“What if we add these variables?..” is a deadly type of a question that can ruin your analytic project. Now, while curiosity is the best friend of a data scientist, there’s a curse that comes with it – some call it analysis paralysis, others – just over-analysis, but I call these situations “analytic rabbit holes”. As you start any data science project – be it an in-depth statistical research, machine learning model, or a simple business analysis – there are certain steps that are always involved. Some sources make them more granular, some make them more general but this view makes the most sense from a real-world business perspective.
The process goes as follows: a data scientist defines a hypothesis, then explores the data, gains insights into the data that help explain the hypothesis better. After this step the loop begins – a new information allows to refine the hypothesis and start “digging deeper” while repeating the data exploration, insight generation and… re-refining the hypothesis again. This is where the loop starts and it’s important to be conscious about it from the very beginning. Falling into an analytic rabbit hole starts here if one thing isn’t defined – a supported decision.
If the decision is not defined or it’s not the main goal of the analytic investigation – the project will go down the drains to the rabbit hole. Why? Because the over-analysis begins when the data scientist starts focusing on the hypothesis instead of the decision. While the two might look very similar, in reality this makes a fundamental difference between a successful data science project and an “analytic rabbit hole”. I am going to describe the two approaches and how one leads to success while the other is doomed to fail.
Hypothesis-focused. As the data exploration goes, the hypothesis is constantly refined and new insights are discovered. The curse of this process is that since the goal is to find the perfect answer or a solution to the hypothesis a data scientist will fall for many traps such as spurious correlations where relationship between un-related though correlated variables are discovered. Eventually the breadth of ways of analyzing and cutting through the data start having their side effect – the hypothesis is broken out into sub-segments each of which have a series of data points, assumptions and conflicting conclusions of their own. A typical end for this project is a happy data scientist presenting these immense findings to a non-technical team who get lost in the details faster than the data scientist starts explaining a second bullet-point. A question that knocks this effort down goes something like this – “can we do something about it?” That’s it. Weeks spent and one question derails the whole effort.
Decision-focused. The focus of this exploration is to find ways to influence and improve a decision. And to test whether it moves the needle as soon as possible. Then and only then a hypothesis can be refined. This doesn’t close the analytic loop, but it ensures that the focus of the data scientist is to discover insights that can improve the impact of the underlying decision. In this case the focus is on how the project’s output impacts the environment, and both the data scientist and the business can learn from the response the environment has to the data-refined actions. Hypothesis testing without any actual intervention that uses the generated generated is a perfect example of an analytic rabbit hole.
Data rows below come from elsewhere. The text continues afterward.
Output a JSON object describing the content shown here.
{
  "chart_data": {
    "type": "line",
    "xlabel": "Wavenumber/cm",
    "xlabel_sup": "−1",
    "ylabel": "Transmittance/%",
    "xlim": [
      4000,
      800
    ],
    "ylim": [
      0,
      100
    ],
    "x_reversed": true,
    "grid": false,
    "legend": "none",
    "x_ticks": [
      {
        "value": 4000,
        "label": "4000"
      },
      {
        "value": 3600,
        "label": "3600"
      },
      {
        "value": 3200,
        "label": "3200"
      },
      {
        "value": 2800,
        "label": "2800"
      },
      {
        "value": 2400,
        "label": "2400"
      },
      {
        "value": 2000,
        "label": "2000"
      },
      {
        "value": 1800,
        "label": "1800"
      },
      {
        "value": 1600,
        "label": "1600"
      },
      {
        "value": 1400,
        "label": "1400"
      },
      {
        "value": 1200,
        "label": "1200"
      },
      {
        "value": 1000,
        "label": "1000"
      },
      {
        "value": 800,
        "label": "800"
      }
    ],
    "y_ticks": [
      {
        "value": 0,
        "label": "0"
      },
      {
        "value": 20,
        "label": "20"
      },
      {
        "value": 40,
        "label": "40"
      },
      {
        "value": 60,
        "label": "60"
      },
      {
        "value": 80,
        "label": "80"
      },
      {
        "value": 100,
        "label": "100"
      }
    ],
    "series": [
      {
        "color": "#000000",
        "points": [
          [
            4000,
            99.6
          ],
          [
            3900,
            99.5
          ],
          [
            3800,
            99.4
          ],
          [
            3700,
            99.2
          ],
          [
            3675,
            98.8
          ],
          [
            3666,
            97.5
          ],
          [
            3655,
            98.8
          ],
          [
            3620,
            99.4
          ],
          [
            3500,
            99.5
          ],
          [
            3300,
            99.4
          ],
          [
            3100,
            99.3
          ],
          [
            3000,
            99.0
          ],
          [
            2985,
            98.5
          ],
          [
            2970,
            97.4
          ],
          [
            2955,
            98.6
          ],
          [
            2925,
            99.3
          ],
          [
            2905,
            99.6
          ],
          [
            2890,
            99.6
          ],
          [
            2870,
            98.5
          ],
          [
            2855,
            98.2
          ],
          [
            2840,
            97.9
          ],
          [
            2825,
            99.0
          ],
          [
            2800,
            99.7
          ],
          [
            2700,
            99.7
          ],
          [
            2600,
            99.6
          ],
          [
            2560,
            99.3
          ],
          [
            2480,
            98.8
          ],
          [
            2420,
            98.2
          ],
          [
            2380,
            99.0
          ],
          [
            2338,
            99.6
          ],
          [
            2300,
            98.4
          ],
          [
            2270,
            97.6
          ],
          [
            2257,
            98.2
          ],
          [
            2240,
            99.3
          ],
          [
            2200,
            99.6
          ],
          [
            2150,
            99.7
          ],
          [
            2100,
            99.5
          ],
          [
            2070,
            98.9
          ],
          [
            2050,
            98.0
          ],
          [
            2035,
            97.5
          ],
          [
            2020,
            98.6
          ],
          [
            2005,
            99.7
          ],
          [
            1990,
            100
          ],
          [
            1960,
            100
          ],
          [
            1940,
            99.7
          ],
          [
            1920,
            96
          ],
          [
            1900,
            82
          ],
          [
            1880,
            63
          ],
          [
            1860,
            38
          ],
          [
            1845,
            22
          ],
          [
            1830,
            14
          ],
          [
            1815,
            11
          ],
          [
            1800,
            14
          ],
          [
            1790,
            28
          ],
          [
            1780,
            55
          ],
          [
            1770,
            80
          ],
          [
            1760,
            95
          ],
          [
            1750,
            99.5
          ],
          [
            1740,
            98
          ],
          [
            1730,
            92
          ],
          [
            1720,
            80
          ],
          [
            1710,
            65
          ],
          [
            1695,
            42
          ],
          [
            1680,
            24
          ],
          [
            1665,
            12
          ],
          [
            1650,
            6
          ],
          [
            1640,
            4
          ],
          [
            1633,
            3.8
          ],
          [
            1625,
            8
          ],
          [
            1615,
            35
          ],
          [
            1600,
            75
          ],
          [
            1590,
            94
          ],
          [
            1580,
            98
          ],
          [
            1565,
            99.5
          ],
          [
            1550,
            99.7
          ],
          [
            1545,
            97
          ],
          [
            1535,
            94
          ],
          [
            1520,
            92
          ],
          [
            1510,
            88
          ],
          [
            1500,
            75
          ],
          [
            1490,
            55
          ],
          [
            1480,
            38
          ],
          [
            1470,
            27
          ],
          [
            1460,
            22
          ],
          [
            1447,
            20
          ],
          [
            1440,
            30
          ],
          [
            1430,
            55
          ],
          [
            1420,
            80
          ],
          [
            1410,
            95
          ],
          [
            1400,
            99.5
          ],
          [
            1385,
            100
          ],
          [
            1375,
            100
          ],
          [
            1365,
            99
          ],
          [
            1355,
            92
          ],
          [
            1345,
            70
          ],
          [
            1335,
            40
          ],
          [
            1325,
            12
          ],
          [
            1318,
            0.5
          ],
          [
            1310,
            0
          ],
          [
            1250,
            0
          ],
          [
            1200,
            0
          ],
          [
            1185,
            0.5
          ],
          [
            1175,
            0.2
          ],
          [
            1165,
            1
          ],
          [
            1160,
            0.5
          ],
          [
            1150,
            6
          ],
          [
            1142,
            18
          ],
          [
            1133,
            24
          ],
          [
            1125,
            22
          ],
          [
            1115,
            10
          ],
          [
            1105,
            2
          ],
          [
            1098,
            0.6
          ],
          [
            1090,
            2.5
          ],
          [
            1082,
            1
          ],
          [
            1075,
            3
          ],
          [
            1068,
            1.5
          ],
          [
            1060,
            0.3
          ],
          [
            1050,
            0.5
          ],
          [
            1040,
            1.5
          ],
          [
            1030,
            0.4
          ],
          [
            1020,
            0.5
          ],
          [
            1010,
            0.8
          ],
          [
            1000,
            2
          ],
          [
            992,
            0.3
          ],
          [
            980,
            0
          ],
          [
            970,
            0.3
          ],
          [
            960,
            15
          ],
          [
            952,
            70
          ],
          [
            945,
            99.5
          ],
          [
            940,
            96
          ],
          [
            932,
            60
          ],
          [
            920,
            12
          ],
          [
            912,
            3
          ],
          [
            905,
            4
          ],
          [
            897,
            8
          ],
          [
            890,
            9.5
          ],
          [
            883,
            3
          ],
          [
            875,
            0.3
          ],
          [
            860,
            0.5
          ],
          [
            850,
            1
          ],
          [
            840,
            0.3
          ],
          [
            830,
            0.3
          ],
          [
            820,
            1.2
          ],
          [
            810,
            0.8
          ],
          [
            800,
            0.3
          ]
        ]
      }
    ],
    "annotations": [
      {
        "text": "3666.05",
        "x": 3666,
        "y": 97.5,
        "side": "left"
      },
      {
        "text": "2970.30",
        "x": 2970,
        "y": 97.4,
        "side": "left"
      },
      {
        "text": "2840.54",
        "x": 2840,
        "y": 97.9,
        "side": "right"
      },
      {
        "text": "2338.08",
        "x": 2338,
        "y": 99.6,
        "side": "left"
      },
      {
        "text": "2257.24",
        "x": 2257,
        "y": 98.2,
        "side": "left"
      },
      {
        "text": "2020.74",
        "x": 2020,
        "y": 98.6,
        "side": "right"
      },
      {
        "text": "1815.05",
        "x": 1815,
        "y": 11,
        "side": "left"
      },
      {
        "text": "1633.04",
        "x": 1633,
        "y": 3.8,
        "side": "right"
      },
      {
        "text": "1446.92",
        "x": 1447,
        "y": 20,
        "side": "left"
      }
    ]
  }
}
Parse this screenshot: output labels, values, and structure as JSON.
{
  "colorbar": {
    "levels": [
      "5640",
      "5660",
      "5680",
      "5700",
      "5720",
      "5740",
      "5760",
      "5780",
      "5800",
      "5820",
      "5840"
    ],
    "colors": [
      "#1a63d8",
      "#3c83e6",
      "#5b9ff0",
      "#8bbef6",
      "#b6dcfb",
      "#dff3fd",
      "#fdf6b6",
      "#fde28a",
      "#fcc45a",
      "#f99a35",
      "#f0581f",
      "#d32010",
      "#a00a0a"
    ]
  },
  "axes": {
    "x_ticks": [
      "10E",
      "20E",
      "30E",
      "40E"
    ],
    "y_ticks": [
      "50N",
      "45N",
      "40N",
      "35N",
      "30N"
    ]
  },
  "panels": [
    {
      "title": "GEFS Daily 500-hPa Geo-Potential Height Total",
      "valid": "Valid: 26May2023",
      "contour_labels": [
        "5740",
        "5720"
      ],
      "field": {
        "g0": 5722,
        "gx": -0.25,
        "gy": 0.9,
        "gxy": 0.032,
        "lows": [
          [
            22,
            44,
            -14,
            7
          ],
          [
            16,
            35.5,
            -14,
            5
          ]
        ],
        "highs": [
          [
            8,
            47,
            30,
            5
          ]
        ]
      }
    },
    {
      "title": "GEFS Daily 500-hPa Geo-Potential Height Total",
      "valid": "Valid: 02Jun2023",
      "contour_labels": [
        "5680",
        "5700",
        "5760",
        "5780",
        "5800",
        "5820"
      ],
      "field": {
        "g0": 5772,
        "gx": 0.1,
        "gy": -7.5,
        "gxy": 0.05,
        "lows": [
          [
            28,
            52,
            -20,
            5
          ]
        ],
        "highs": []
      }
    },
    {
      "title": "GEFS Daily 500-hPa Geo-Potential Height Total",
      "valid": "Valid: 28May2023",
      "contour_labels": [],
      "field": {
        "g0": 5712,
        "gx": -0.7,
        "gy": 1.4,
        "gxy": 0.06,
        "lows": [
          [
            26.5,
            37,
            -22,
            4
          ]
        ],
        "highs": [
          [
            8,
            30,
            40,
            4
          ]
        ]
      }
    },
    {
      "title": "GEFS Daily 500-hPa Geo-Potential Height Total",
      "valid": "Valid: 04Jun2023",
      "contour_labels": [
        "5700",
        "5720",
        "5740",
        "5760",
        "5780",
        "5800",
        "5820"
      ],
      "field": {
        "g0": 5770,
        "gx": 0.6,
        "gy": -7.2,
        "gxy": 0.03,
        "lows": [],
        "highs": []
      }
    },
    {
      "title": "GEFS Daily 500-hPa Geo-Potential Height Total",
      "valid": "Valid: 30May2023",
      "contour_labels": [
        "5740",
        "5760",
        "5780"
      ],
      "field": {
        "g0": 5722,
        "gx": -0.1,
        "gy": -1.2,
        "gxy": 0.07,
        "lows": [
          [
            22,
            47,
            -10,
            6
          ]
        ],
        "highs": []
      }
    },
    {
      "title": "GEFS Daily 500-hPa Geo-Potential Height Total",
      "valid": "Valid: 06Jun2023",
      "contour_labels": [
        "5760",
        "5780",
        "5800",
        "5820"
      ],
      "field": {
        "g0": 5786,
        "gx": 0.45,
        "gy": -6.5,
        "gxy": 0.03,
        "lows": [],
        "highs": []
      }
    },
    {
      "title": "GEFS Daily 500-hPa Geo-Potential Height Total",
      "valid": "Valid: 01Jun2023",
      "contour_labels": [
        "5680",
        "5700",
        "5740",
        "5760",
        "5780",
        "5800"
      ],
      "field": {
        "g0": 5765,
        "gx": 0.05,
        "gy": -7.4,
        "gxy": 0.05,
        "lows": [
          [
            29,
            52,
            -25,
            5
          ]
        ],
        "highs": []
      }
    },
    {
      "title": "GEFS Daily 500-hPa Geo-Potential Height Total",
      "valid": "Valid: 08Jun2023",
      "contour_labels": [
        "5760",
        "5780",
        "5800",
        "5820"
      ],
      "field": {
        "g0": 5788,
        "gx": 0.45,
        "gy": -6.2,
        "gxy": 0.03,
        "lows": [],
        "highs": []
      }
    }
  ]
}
While this may sound very trivial, the amount of time data scientists waste on hypothesis-focused projects is incredibly high. If this hypothesis-focused philosophy is left unchallenged it might even ruin their careers, while others can end the trust put into the data science department. And believe me – it’s very tempting to wake up your inner geek and fall into the analytic rabbit hole trap every time you are handed with a very cool and interesting hypothesis.
Data scientist’s inner gut feeling tells that the main task of the job is to answer complex questions and gain in-depth insights. While in reality it’s all about solving problems – and the only way to solve a problem is to act on it. Our goal as data scientists is to support tough & complex decisions with actionable data-based recommendations. We are the ultimate internal consultants that drive actions through insights. And action with some insights is always better than no action with all the insights there can be discovered. So never forget to ask yourself a question – “what is the decision that this analysis supports?” It might save the project and maybe even your career as a data scientist.